President Donald Trump on Tuesday brushed off North Korea’s warning of a “Christmas gift”, saying the US would “deal with it very successfully”, amid American concerns that Pyongyang might be preparing a long-range missile test.
“We’ll find out what the surprise is and we’ll deal with it very successfully,” Trump told reporters at his Mar-a-Lago resort. “We’ll see what happens.”
“Maybe it’s a nice present,” he quipped. “Maybe it’s a present where he sends me a beautiful vase as opposed to a missile test.”
North Korea warned Washington earlier this month of a possible “Christmas gift” after its leader Kim Jong Un gave the US until the end of the year to propose new concessions in talks over his country’s nuclear arsenal and reducing tensions between the two long-time adversaries.

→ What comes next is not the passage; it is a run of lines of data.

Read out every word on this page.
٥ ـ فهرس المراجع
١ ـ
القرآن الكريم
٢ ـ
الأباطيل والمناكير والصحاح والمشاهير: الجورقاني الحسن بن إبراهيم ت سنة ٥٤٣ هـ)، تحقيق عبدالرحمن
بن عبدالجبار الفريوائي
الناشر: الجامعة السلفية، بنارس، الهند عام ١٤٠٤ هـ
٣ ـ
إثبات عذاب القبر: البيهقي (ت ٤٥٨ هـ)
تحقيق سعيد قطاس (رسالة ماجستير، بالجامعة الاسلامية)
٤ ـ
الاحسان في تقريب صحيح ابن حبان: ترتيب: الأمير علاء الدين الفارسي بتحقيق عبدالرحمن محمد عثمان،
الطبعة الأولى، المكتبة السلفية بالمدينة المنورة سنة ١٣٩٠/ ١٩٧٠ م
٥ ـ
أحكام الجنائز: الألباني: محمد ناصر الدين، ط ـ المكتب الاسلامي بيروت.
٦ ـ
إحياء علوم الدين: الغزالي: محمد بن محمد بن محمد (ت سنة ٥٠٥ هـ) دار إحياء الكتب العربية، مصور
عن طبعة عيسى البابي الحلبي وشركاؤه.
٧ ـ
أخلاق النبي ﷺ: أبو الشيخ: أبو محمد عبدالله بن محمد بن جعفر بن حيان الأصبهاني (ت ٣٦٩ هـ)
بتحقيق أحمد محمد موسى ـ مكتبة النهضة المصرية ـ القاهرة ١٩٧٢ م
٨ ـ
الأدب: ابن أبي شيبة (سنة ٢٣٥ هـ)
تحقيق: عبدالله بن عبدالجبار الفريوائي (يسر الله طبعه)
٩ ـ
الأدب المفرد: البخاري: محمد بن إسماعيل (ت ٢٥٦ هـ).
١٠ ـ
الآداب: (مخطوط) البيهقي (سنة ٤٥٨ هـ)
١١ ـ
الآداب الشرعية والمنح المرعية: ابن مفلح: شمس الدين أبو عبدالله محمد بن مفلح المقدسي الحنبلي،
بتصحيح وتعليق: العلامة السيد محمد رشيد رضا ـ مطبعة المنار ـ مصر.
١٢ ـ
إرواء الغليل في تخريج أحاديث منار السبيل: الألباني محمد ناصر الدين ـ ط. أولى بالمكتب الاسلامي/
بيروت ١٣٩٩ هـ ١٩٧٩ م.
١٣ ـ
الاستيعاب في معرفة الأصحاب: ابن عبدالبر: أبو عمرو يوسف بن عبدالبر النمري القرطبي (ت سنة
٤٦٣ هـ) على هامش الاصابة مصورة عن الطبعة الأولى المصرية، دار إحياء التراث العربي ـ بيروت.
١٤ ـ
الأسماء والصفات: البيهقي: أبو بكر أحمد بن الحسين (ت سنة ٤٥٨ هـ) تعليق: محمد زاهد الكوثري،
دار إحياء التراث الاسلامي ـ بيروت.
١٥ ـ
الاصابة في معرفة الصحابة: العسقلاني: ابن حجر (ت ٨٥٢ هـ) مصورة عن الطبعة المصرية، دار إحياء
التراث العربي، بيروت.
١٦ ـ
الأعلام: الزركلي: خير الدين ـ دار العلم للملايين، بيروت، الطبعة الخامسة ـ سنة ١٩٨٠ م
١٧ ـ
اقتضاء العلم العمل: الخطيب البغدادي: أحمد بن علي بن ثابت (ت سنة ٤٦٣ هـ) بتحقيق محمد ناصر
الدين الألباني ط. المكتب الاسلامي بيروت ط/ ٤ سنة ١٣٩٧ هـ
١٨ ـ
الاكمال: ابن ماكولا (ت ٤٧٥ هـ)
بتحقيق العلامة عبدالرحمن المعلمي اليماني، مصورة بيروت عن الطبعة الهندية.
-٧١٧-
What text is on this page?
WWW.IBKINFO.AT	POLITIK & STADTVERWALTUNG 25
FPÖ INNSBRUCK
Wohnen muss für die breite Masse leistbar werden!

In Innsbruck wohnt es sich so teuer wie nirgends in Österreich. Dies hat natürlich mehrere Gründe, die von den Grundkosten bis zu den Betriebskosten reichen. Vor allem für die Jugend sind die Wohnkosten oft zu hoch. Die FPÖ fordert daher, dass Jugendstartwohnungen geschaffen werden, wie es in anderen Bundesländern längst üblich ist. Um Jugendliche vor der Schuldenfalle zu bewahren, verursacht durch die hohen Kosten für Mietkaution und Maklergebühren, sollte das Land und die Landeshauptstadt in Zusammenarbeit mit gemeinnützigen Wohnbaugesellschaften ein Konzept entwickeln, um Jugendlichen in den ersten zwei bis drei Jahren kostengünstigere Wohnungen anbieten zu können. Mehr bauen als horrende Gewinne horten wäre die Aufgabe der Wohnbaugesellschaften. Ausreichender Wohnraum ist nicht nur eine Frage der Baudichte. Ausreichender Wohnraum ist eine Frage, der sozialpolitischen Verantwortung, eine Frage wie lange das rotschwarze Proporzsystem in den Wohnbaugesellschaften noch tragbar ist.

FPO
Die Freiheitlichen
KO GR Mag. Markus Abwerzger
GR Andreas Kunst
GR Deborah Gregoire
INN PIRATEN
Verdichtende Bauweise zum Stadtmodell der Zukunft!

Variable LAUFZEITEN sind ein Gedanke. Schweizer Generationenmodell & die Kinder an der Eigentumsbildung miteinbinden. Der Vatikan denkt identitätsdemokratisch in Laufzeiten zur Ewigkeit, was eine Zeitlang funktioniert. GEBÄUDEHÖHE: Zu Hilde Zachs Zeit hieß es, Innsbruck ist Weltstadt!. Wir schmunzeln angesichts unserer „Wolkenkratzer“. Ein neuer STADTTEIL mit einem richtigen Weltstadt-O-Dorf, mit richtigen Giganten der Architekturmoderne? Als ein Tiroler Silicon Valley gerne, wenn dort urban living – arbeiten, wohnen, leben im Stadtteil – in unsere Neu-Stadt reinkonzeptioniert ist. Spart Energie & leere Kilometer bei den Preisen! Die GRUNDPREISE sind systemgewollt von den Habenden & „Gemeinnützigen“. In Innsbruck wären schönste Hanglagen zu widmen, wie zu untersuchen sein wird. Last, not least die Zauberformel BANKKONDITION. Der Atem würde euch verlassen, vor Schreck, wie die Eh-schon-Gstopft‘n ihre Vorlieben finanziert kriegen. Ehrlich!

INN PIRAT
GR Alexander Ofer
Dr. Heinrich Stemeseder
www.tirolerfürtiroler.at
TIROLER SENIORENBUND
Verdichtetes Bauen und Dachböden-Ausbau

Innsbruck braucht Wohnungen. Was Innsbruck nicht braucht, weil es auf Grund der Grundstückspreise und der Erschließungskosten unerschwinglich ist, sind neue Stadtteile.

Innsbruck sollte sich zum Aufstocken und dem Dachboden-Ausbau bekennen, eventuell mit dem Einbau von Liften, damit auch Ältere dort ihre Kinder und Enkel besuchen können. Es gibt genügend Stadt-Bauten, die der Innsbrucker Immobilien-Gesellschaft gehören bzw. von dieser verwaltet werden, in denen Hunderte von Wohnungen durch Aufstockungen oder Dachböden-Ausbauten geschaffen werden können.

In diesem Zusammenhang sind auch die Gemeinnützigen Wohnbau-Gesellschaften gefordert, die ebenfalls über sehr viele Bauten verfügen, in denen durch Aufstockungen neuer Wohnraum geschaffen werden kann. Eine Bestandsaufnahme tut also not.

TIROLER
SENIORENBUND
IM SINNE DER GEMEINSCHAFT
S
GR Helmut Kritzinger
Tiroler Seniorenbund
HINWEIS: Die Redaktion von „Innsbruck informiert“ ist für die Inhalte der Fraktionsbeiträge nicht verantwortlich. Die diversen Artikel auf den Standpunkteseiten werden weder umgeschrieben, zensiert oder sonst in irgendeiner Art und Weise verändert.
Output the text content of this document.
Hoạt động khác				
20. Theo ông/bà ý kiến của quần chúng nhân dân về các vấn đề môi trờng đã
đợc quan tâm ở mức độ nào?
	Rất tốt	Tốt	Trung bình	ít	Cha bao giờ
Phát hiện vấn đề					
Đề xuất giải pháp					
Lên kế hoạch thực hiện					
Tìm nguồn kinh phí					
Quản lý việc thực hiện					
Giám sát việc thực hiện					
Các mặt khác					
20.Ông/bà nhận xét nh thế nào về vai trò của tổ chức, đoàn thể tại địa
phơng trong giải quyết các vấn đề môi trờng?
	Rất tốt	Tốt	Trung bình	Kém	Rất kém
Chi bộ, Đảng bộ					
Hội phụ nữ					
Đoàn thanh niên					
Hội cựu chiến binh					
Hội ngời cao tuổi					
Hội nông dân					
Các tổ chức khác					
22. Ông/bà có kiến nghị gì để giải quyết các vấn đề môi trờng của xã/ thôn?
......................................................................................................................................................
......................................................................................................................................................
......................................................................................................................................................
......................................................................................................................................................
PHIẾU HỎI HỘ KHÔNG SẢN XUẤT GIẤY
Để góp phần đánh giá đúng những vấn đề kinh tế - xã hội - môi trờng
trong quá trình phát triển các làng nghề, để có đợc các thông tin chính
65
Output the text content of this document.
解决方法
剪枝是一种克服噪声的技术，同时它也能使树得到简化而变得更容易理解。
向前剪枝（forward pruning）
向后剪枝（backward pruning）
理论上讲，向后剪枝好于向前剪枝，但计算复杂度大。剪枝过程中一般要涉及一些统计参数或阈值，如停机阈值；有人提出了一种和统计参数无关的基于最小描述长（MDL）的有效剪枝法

In issuing the warning, North Korea accused Washington of trying to drag out denuclearisation talks ahead of Trump’s re-election bid next year and said it was “entirely up to the US what Christmas gift it will select to get”.
US military commanders have said that the North Korean response could involve the testing of a long-range missile, something North Korea has suspended, along with nuclear bomb tests, since 2017.
Trump has repeatedly held up the suspension of such tests as evidence that his policy of engaging with North Korea, which has involved unprecedented summits with Kim, was working.